The screening test is based on NADH fluorescence in ultraviolet light: phosphoenolpyruvate, NADH and lactate dehydrogenase are added to the test blood, applied to filter paper and examined in ultraviolet light. With pyruvate kinase deficiency pyruvate is not formed, and NADH is not used, as a result, fluorescence persists for 45-60 minutes. Normally, the fluorescence disappears after 15 minutes.
Symptoms of pyruvate kinase deficiency
The disease can be detected at any age, but more often manifests itself in the first years of a child's life. The severity of the condition varies, anemia may be severe, not induced by medication. Jaundice usually develops from birth. Hemolysis is localized intracellularly, occurs evenly in various organs containing reticuloendothelial cells. In patients, paleness of the skin, jaundice, splenomegaly is revealed. Almost always there is splenomegaly. With age, gallstone disease develops, a secondary iron overload and a change in the bones of the skeleton (due to frequent transfusions of the erythrocyte mass). Aplastic crises are provoked by parvovirus B19 infection.
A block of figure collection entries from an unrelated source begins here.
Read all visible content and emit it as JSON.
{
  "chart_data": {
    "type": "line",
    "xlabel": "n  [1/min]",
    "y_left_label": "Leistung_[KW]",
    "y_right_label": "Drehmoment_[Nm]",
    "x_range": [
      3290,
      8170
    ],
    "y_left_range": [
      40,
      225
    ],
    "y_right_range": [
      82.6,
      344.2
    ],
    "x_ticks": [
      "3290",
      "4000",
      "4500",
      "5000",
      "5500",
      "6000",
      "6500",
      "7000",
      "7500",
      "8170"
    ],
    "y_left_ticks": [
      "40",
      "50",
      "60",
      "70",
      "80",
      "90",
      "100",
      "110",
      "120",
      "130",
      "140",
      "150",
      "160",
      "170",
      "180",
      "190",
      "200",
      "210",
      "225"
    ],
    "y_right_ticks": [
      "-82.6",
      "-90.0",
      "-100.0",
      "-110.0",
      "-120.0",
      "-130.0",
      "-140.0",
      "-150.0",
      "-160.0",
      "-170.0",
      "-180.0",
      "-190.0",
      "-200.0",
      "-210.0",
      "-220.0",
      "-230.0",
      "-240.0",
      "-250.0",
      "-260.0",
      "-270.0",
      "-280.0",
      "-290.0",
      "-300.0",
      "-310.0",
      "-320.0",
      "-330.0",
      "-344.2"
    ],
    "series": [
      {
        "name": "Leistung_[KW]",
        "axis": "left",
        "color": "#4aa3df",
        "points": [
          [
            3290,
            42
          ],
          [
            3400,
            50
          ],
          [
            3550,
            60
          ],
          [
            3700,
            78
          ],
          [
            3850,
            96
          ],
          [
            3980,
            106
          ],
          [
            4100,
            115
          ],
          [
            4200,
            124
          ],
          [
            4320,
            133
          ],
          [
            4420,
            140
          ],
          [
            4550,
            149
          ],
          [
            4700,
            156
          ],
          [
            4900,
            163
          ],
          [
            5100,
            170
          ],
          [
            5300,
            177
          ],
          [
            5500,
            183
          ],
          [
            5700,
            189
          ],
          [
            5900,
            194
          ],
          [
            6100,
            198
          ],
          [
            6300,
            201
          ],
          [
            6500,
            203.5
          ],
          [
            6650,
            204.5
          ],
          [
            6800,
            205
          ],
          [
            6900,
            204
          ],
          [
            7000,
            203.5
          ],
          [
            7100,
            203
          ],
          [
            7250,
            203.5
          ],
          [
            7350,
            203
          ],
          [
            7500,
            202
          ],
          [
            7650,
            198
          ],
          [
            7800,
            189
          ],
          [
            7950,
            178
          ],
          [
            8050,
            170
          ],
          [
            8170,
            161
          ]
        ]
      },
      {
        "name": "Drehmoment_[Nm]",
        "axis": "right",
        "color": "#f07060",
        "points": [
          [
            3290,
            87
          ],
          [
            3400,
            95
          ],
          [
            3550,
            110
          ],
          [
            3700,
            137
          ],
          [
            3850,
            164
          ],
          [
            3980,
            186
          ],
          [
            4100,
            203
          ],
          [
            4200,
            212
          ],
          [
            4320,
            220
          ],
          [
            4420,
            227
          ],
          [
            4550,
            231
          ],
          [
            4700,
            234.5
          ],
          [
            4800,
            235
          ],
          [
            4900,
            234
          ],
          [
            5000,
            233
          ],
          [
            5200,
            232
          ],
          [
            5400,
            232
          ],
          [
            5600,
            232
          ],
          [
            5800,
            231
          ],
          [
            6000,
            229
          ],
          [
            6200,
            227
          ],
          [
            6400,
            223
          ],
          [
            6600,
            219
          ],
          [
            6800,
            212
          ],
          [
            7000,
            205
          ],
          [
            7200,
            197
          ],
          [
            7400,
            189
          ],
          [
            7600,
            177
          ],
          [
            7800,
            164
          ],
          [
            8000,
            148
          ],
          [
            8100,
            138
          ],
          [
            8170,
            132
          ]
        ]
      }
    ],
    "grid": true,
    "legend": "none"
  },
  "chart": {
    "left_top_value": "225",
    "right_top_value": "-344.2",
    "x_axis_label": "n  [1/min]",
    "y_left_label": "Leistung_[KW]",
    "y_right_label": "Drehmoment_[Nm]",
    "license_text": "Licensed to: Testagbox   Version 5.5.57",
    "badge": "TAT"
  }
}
Treatment of pyruvate kinase deficiency
Folic acid is 0.001 g / day daily.
Substitution therapy with erythrocyte mass to maintain a hemoglobin level of more than 70 g / l.
Splenectomy is used only when the need for transfusions of erythrocyte mass exceeds 200-220 ml / kg per year (with Ht of erythrocyte mass of 75%), splenomegaly accompanied by pain in the left hypochondrium and / or threat of rupture of the spleen, as well as hypersplenism phenomena. Before the surgical treatment it is necessary to vaccinate the patient against meningococcal, pneumococcal and hemophilic infection of type B.
It is undesirable to use salicylates, since in conditions of pyruvate kinase deficiency, salicylates provoke a disturbance of oxidative phosphorylation in the mitochondria.